Symptoms include, but are not limited to:
- Loss of consciousness
- Balance difficulties, dizziness, or clumsy movements
- Double or blurry vision
- Sensitivity to light and/or sound
- Nausea, vomiting and/or loss of appetite
- Irritability, sadness or other changes in personality
- Feeling sluggish, foggy or light-headed
- Concentration or focusing problems
- Fatigue and/or sleep issues — sleeping more or less than usual
Students who develop any of the following signs, or if signs and symptoms worsen, should be seen and evaluated immediately at the nearest hospital emergency room.
- Headaches that worsen
- Looks drowsy and/or cannot be awakened
- Repeated vomiting
- Slurred speech
- Unable to recognize people or places
- Weakness or numbing in arms or legs, facial drooping
- Unsteady gait
- Change in pupil size in one eye
- Significant irritability
- Any loss of consciousness
- Suspicion for skull fracture: blood draining from ear or clear fluid from the nose
Packer utilizes an innovative concussion management program for our student-athletes. The program is called the Sport Concussion Assessment Tool 5 (SCAT 5).The SCAT 5 is a standardized concussion exam utilized by many medical professionals. The test evaluates different components such as memory, balance, cognitive ability, etc. A baseline test will be administered to each 7th, 9th and 11th Grade student. The SCAT 5 test is administered at Packer under the supervision of our Athletic Trainer, Mike Cunningham during the season.
If the athlete is believed to have suffered a concussion during competition, the exam can be taken again and the data is compared to the baseline test.
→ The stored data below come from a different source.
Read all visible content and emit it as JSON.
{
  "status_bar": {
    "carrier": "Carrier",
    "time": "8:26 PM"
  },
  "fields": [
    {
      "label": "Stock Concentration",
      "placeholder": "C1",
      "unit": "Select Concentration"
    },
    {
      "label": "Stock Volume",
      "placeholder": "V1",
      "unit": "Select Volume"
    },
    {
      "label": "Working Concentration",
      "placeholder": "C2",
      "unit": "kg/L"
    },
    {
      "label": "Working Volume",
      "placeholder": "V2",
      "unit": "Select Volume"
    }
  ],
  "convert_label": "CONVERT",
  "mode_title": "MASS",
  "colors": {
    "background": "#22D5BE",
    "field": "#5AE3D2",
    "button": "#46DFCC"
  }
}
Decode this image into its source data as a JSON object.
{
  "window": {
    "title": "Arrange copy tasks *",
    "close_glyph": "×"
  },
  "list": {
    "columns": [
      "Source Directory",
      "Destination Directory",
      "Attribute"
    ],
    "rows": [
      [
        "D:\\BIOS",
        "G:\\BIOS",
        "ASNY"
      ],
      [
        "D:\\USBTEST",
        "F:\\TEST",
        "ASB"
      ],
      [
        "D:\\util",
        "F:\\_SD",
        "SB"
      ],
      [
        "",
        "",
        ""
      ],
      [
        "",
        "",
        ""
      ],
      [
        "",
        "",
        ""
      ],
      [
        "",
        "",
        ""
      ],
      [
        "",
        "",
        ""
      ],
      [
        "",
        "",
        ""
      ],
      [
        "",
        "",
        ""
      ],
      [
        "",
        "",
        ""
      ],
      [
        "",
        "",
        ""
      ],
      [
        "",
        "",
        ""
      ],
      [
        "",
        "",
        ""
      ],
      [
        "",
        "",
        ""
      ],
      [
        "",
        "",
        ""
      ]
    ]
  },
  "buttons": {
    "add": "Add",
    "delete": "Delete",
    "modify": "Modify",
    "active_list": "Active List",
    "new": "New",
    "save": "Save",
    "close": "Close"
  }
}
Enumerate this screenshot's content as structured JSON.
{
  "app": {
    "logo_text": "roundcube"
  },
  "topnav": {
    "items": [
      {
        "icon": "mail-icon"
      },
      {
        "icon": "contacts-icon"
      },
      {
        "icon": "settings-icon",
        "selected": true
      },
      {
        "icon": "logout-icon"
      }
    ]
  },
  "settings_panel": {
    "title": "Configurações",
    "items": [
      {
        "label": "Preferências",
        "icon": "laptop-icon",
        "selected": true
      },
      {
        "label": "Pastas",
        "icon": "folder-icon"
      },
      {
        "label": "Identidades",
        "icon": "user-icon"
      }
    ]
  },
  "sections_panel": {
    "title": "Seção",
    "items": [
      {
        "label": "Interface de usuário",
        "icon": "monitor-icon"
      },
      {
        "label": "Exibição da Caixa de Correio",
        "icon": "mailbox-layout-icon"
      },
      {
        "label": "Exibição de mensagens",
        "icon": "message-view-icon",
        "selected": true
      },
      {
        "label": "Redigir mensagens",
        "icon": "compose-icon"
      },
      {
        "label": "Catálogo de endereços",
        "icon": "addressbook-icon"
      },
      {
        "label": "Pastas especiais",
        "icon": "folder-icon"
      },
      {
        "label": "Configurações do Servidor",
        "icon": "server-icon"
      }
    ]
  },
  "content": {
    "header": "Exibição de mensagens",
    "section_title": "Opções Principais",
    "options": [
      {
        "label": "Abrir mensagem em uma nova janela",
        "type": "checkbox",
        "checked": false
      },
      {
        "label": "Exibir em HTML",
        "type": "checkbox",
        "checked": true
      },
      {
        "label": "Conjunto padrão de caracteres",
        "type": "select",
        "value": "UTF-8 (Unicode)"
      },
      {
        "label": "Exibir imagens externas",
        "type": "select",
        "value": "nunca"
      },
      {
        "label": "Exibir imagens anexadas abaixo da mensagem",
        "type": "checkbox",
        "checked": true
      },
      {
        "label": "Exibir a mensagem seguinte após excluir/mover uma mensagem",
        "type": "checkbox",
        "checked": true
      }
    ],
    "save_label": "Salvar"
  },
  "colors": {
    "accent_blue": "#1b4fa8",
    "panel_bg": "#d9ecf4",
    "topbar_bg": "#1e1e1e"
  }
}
This information is then used as a tool to assist the athletic training staff and treating physicians in determining the extent of the injury, monitoring recovery, and in making safe return to play decisions. If an injury of this nature occurs, we will be in contact with you. In addition, Packer has a Concussion Management Plan in place as well as a Concussion Management Team (made up of the division head, school learning specialist, deans, school nurse, athletic trainer, and athletic director) to ensure that injured athletes are well taken care of both on the field and off.